The Nigerian naira reached an unprecedented nadir on Wednesday, plummeting to an alarming N920 against the US dollar in the parallel market.
This downward spiral follows a prior prediction made in July by the Economic Intelligence Unit (EIU), wherein it foresaw the currency trading at an even weaker N1,018 to a US dollar by 2027.
This dire forecast has prompted the Economic Group’s research and analytical division to anticipate a return to a Central Bank of Nigeria (CBN)-controlled exchange rate system.
The EIU rationalised its projection of reverting to a fixed or regulated exchange rate structure, attributing it to the country’s inadequate expertise in effectively managing the intricate challenge of determining the naira’s equitable value without adversely impacting the economy.
“Our forecast is finely balanced, but we expect a return to heavier exchange-rate management in the second half of 2023 as the naira slides beyond N800:US$1 from N770:US$1 in early July,” EIU was quoted as saying by Business Day.
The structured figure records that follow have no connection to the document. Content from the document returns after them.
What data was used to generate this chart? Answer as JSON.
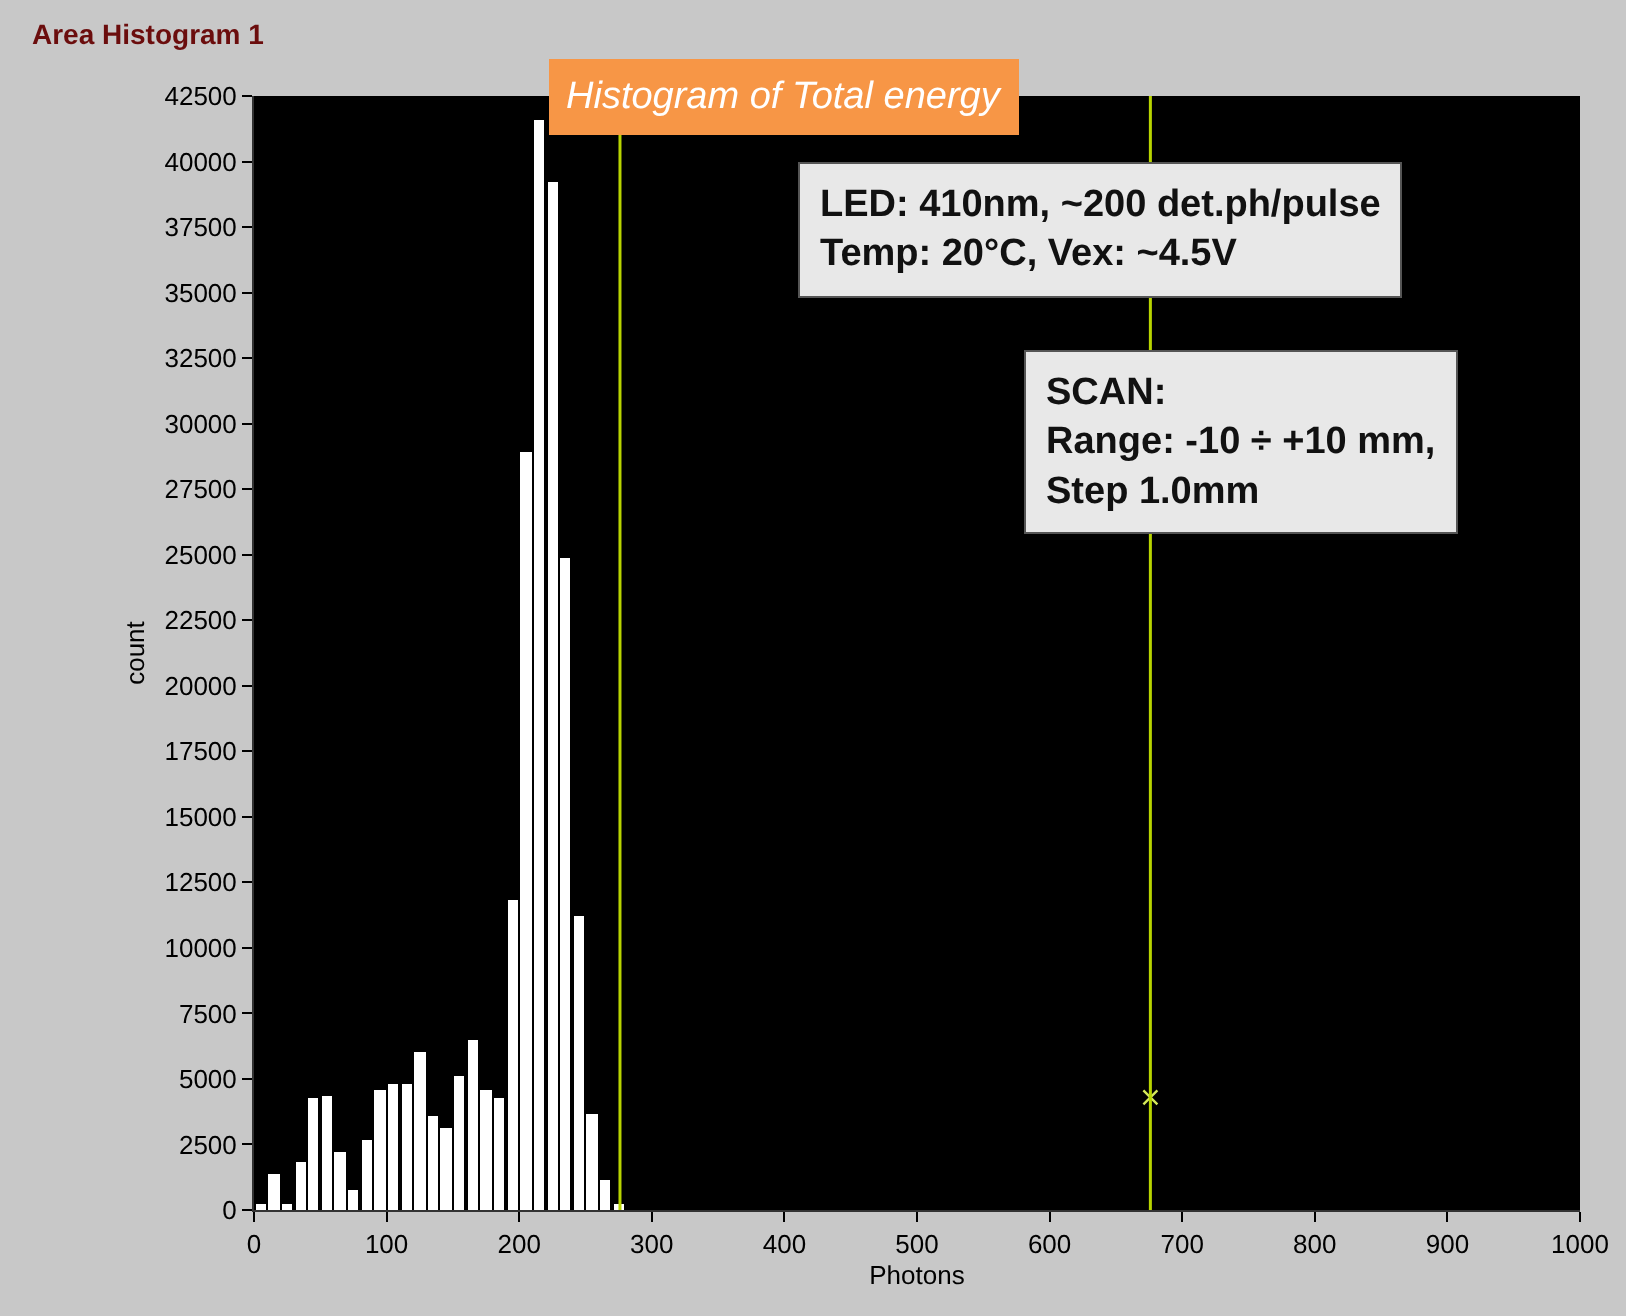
{
  "chart_data": {
    "type": "histogram",
    "title": "Histogram of Total energy",
    "xlabel": "Photons",
    "ylabel": "count",
    "bins": [
      0,
      10,
      20,
      30,
      40,
      50,
      60,
      70,
      80,
      90,
      100,
      110,
      120,
      130,
      140,
      150,
      160,
      170,
      180,
      190,
      200,
      210,
      220,
      230,
      240,
      250,
      260,
      270,
      280
    ],
    "values": [
      200,
      1400,
      200,
      1850,
      4250,
      4350,
      2250,
      800,
      2700,
      4550,
      4800,
      4800,
      6050,
      3600,
      3100,
      5100,
      6450,
      4550,
      4250,
      11850,
      28900,
      41600,
      39200,
      24900,
      11200,
      3700,
      1150,
      250
    ],
    "color": "#ffffff",
    "series": [
      {
        "type": "scatter",
        "x": [
          676
        ],
        "values": [
          4300
        ],
        "color": "#d4e85a",
        "marker": "cross"
      }
    ],
    "xlim": [
      0,
      1000
    ],
    "xticks": [
      0,
      100,
      200,
      300,
      400,
      500,
      600,
      700,
      800,
      900,
      1000
    ],
    "ylim": [
      0,
      42500
    ],
    "yticks": [
      0,
      2500,
      5000,
      7500,
      10000,
      12500,
      15000,
      17500,
      20000,
      22500,
      25000,
      27500,
      30000,
      32500,
      35000,
      37500,
      40000,
      42500
    ],
    "grid": false,
    "legend": false,
    "ref_lines": [
      {
        "axis": "x",
        "value": 276,
        "color": "#b8d400"
      },
      {
        "axis": "x",
        "value": 676,
        "color": "#b8d400"
      }
    ],
    "annotations": [
      "Area Histogram 1",
      "LED: 410nm, ~200 det.ph/pulse\nTemp: 20°C, Vex: ~4.5V",
      "SCAN:\nRange: -10 ÷ +10 mm,\nStep 1.0mm"
    ]
  }
}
The research company also admitted that the high rate of liquidity of the country’s FX reserve, which stands at $33.2 billion, puts the CBN in a good position to prevent the currency from falling to a point where it is almost impossible to redeem.
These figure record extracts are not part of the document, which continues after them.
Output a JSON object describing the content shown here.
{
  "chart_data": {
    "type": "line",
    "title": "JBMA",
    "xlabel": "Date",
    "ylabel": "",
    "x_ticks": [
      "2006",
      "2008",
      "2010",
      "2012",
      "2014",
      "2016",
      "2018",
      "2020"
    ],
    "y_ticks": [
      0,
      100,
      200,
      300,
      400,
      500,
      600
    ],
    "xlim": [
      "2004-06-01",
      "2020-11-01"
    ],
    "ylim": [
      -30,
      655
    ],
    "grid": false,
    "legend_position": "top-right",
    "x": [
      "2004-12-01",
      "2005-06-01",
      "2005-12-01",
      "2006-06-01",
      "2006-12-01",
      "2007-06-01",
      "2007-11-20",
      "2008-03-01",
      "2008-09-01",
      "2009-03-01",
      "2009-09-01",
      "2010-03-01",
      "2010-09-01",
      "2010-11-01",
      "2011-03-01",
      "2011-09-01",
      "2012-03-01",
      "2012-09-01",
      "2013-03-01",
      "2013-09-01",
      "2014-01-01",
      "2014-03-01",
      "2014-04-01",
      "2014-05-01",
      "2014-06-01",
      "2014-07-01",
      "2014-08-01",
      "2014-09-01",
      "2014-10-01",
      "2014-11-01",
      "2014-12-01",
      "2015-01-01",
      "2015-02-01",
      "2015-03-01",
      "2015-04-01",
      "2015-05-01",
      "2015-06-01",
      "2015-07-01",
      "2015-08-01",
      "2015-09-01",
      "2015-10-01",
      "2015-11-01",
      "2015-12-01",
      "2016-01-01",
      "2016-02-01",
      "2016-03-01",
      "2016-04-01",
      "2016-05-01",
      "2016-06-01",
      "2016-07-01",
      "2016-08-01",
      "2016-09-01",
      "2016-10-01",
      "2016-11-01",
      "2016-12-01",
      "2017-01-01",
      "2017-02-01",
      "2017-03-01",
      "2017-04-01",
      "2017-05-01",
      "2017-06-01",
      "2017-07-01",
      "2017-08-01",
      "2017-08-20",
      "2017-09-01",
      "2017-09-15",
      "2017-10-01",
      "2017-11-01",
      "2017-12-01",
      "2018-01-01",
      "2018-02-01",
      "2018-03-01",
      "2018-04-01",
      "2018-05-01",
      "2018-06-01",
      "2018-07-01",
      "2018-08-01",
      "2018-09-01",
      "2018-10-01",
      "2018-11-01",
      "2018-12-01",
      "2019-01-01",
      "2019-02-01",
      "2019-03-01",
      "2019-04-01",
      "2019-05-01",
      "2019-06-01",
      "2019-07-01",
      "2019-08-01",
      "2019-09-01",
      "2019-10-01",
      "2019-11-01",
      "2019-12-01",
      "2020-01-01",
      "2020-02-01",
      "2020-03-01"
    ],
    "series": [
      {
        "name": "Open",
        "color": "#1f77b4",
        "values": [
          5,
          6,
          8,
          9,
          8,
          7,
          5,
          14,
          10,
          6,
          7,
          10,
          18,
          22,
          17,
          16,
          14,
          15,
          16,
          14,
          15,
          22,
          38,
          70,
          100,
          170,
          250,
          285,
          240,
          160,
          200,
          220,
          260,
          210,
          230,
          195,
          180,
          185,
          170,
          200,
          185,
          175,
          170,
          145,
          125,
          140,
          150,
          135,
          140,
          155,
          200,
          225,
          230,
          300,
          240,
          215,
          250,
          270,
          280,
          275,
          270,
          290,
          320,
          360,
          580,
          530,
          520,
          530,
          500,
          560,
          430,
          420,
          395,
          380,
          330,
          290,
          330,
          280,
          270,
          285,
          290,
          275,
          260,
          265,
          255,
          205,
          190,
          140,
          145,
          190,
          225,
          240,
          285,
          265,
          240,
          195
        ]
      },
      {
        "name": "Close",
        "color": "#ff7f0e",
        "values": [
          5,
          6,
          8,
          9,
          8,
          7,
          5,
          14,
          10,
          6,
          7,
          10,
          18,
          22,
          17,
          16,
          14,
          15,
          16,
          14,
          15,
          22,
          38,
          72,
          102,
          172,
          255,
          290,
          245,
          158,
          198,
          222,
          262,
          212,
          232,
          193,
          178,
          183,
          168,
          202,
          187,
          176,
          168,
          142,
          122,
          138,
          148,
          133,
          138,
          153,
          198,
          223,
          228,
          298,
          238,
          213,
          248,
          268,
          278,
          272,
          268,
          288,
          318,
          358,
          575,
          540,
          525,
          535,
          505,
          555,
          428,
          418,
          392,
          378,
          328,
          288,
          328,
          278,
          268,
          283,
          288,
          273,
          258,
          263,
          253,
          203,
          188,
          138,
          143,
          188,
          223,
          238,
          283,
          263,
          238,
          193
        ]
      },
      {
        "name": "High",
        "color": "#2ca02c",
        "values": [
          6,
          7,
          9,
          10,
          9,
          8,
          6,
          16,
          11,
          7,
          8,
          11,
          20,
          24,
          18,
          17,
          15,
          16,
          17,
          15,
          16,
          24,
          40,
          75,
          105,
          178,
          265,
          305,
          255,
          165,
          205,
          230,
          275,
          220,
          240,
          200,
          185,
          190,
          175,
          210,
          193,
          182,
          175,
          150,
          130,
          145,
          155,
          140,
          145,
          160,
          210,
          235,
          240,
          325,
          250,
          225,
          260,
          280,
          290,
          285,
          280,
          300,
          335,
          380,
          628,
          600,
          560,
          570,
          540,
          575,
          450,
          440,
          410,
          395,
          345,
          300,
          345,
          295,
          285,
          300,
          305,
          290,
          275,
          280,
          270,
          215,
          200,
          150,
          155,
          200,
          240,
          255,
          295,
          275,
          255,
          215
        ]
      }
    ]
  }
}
Meanwhile, Wale Edun,a distinguished finance expert, special adviser to the president on monetary policies, and trusted associate of President Bola Tinubu, expressed his Opinion about the Naira to dollar exchange during his ministerial screening.
He proposed that the authentic value of the currency should ideally be N700 per US dollar, in contrast to the prevailing parallel market rate of N820 at that particular time.
“It is difficult to predict because the capital markets take all the liquidity on their own. I want to say that the fundamental value of the naira should be somewhere around N700/$1,” Edun said.